Nothingness is included in the question of being, as the Seinsfrage indicates:

why are there beings at all, and why not rather nothing? What is interesting in this construction for Heidegger is the possibility that there could be another decision regarding beings: that they may not have existed at all and yet, curiously, they do. This use of the nothing to highlight the disclosure of beings is a development of a theme already existing in Heidegger’s thought at least as early as 1919. In the lecture course, The Idea of Philosophy and the Problem of Worldview, Heidegger expresses an early form of the Seinsfrage in terms of the question, ‘Is there something?’ The question lacks the appendage

‘nothing;’ however, it is already laid out in relation to a ‘lived experience’
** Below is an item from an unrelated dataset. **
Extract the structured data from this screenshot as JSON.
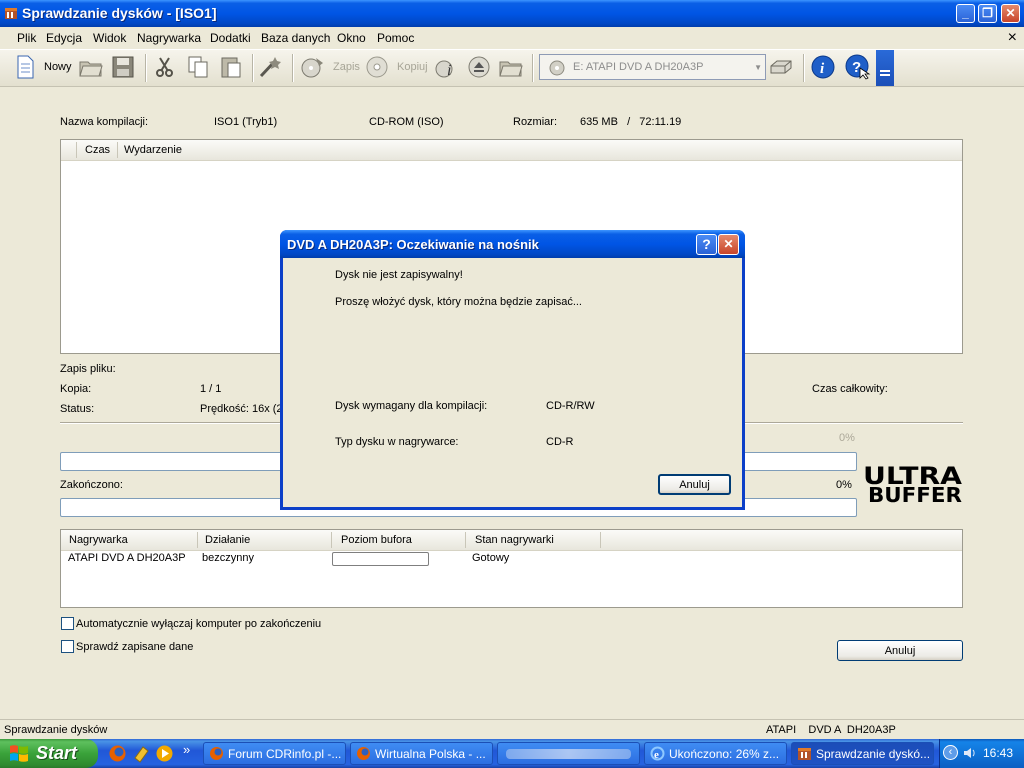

(Erlebnis): ‘In this experience something is questioned in relation to anything whatsoever. The questioning has a definite content: whether “there is” a something, that is the question. The “there is” (es geben) stands in question, or, more accurately, stands in questioning.’16 However, while the wonder of beings generates in Heidegger the Seinsfrage, Wittgenstein and other logical positivists assert that, ‘This astonishment cannot be expressed in the form of a question.’17 Their quarrel focuses upon the use of the nothing as a meaningless linguistic form that Heidegger utilizes in order to direct philosophy towards a mythical or artistic description of the world – or that which is beyond it. Heidegger disagrees: for although the Seinsfrage presses upon the limits of language the question directs us to the appearance of beings as a whole exactly through highlighting the possible alternative:

nothing. As a term, the nothing is successful in unsettling the logical positivists for the very reason that it cannot be included in a positivist account. Therefore, the word nothing becomes an essential tool for the thinking of being that exceeds metaphysical accounts.